Speaking Sunday to a meeting of his conservative party, Rajoy fired back in the first out-in-the-open clash between Tsipras and another European leader.
"We are not responsible for the frustration created by the radical Greek left, which promised the Greek people things it knew it couldn't hold to," Rajoy said.
He noted that Tsipras's hard-left Syriza party had tried to lay the blame for Greece's problems on Spain and neighbouring Portugal.
"Looking for an external enemy is a way we've already seen many times in history… That doesn't solve problems, it aggravates them," Rajoy said.
"The only solution is to get serious," he advised the new Greek leader.
Both Madrid and Lisbon have filed official protests against Tsipras's comments with Brussels, with Portuguese officials also firing back.
Antonio Costa, spokesman for the ruling centre-right Social Democratic Party called Tsipras' allegations "totally absurd" in addition to being "grave, lamentable, and false."
Costa described the charges as being "sad coming from a leader who should be rising to assume his responsibilities," and said that statements "can not be justified by the internal difficulties Syriza is going through."
In his earlier comments, Tsipras claimed Greece had came up against "an axis of powers led by Spain and Portugal" that tried to scupper the negotiations to "avoid internal political risks."
"These powers do not want the Greek example to influence other countries, especially in the perspective of elections in Spain," this year, Tsipras said.
His remarks were seen as a reference to the rise of anti-austerity parties in Spain and Portugal, which have been buoyed by Syriza's arrival to power.

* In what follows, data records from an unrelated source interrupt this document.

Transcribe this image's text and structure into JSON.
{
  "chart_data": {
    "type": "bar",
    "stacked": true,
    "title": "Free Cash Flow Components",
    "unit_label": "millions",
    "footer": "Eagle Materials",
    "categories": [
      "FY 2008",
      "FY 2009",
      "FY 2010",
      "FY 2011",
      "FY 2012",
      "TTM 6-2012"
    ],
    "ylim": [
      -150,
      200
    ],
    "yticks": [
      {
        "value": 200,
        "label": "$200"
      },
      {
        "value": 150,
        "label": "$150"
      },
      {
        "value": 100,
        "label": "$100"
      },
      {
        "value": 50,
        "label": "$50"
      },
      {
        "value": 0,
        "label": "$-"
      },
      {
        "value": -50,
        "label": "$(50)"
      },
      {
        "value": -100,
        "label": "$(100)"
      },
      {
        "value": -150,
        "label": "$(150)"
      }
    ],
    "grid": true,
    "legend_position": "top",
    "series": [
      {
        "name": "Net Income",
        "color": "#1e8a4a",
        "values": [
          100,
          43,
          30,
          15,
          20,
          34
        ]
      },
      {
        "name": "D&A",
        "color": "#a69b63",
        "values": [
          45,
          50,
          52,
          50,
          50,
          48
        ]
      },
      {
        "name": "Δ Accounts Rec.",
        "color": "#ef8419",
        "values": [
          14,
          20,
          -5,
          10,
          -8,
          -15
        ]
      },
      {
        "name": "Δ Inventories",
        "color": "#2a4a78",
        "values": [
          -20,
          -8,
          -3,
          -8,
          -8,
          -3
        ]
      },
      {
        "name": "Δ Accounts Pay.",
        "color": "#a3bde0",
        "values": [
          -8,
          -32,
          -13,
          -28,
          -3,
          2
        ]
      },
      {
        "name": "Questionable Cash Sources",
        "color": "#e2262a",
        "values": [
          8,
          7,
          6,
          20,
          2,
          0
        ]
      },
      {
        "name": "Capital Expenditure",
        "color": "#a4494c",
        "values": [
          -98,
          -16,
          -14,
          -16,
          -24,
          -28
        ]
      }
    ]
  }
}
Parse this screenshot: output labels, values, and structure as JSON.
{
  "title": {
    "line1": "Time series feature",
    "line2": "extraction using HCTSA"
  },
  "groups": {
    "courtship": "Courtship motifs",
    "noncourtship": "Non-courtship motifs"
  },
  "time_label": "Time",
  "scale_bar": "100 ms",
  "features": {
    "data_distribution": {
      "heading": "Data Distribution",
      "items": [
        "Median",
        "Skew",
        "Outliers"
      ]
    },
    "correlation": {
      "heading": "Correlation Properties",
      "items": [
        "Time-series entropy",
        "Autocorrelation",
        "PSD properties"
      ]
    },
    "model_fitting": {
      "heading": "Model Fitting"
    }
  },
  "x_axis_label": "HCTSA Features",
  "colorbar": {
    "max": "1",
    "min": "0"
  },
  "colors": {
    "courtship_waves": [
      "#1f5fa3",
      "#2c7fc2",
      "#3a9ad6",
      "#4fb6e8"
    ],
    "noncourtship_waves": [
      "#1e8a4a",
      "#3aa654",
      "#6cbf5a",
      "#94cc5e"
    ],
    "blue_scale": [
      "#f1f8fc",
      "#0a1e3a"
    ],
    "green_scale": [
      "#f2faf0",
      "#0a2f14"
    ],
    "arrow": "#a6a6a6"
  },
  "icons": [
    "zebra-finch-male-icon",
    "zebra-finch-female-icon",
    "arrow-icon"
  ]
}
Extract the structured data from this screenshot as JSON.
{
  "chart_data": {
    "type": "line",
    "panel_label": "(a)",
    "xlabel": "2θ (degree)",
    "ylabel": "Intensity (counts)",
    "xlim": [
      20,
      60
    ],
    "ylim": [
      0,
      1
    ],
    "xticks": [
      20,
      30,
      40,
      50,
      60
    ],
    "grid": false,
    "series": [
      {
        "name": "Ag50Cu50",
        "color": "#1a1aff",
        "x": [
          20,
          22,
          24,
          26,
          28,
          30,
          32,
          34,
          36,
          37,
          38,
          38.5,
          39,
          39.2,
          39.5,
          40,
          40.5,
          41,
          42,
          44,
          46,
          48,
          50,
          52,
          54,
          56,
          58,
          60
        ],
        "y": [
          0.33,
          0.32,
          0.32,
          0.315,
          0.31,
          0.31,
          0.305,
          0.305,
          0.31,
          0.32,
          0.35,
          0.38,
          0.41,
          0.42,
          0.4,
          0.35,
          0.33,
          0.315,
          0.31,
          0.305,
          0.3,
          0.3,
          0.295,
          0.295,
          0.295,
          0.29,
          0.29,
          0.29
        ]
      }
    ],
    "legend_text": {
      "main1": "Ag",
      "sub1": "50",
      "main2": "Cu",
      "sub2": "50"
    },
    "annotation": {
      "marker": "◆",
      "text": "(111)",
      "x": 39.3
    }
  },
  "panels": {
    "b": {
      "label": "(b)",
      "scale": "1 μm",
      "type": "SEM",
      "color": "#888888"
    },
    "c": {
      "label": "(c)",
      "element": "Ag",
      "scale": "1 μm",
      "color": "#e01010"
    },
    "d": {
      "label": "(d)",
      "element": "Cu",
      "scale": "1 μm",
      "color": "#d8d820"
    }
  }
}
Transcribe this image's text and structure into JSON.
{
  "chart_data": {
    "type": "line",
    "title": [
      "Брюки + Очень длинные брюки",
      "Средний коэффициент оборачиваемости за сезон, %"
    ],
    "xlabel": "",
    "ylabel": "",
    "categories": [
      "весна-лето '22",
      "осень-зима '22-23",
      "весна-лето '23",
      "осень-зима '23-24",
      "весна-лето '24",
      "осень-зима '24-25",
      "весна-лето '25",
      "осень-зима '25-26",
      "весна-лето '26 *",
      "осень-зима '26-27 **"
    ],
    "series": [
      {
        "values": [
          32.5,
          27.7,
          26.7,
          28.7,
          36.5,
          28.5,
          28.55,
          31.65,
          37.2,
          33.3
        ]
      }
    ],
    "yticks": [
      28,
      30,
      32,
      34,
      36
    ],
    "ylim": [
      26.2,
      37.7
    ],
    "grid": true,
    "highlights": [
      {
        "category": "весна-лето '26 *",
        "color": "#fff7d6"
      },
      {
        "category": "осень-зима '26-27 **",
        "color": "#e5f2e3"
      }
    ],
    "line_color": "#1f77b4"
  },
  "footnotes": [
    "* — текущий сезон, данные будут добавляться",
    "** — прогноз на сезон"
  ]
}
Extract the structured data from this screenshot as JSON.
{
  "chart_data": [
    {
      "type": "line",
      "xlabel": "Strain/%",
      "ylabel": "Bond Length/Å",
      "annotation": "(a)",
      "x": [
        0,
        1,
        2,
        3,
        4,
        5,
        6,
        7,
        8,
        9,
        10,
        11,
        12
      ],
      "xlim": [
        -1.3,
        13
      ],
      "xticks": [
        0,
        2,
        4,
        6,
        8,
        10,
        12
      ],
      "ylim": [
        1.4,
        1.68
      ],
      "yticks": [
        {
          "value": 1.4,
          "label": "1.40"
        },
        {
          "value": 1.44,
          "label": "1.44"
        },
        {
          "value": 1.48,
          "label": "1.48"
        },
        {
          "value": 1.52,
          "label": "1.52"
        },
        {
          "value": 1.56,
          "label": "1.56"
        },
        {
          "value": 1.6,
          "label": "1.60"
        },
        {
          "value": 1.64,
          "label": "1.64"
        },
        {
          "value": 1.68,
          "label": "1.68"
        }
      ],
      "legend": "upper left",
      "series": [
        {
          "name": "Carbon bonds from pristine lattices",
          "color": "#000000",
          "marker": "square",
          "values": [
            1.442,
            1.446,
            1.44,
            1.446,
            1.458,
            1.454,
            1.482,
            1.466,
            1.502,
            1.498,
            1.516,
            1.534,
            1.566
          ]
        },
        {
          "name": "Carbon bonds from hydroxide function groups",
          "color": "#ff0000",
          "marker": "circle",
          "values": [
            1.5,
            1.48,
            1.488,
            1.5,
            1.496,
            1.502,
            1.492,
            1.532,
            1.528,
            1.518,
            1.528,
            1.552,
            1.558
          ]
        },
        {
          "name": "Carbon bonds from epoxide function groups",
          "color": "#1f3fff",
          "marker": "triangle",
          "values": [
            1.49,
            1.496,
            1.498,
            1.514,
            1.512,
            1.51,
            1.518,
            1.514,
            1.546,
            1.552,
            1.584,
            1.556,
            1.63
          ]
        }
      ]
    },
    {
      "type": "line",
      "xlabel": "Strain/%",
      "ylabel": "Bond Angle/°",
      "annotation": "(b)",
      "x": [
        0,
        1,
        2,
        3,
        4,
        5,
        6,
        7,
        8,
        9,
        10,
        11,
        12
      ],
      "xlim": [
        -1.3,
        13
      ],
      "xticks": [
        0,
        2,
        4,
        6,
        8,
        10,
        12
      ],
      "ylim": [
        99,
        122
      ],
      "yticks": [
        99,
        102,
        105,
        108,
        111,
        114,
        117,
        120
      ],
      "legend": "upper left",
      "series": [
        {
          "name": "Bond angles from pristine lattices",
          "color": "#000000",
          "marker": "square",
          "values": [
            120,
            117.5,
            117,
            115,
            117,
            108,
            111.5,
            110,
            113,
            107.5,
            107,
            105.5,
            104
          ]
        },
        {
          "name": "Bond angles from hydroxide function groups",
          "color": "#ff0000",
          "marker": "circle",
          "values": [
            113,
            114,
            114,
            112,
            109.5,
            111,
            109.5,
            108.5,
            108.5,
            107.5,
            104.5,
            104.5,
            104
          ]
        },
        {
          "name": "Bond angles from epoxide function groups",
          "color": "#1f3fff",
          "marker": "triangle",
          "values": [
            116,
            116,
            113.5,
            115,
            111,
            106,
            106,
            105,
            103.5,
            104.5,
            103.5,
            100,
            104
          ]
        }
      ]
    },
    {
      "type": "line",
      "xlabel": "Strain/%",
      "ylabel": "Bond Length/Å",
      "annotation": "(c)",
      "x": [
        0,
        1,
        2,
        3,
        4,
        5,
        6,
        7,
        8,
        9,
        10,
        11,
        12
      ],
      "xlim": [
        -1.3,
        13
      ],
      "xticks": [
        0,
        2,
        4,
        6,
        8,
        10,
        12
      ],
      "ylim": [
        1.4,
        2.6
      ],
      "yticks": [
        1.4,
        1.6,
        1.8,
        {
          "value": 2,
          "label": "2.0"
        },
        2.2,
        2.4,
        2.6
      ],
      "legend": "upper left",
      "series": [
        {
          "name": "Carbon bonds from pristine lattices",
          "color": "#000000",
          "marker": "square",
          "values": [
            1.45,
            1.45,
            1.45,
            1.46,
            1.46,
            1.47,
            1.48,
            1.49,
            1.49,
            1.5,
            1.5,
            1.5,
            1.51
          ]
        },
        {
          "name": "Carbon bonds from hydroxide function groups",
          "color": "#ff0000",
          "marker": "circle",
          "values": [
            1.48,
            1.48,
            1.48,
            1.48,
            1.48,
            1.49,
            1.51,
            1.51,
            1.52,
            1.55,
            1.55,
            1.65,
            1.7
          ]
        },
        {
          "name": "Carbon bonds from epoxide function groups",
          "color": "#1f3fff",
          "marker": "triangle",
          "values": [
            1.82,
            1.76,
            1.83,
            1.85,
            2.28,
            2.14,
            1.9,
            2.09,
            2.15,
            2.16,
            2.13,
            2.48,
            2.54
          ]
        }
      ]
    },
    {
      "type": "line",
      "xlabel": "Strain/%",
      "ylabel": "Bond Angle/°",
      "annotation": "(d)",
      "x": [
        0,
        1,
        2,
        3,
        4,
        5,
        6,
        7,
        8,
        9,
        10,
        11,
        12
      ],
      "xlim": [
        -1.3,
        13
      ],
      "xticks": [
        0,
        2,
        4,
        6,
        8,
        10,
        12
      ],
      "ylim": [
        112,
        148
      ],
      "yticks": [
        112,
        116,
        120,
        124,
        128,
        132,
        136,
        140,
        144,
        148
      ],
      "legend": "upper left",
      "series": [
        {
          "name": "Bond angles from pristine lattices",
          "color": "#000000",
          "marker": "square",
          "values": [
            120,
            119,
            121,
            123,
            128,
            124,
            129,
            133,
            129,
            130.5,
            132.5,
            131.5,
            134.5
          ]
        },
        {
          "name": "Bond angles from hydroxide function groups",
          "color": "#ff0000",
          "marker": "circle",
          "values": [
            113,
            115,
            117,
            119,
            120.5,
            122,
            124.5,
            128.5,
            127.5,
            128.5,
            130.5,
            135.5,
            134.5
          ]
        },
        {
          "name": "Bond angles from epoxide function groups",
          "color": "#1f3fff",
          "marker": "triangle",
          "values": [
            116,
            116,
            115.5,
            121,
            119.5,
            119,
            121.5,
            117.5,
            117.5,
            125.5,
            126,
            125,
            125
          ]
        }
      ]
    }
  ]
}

A Greek governmental source insisted on Sunday that Tsipras had a responsibility "to explain to the Greek people the details after crucial Eurogroup negotiations."
The positions of the European governments were no secret, he added.
"The Greek government doesn't class European countries and citizens as friendly or rivals. It doesn't look for enemies abroad but for solutions at the European level… Bad interpretation of the Greek PM's comments don't aid that dialogue."
In Spain — which unlike Portugal did not receive a full bailout, but whose banks got emergency support in 2012 — new anti-austerity party Podemos, a close Syriza ally, is leading polls ahead of general elections expected later this year.
In Portugal, meanwhile, opposition Socialists have echoed refrains by Syriza and Podemos in accusing ruling conservatives of failing to resist excessive "diktats" coming from Berlin.
Despite the official protests lodged over Tsipras' accusations, however, government officials in Spain confided they don't believe Brussels will take action, even if authorities there object to comments coming from Greece as much as Madrid does.
"I don't think the Commission will issue a public rebuke," the source said, noting that "in this very sensitive case, the Commission's role is to be the intermediary, not to divide."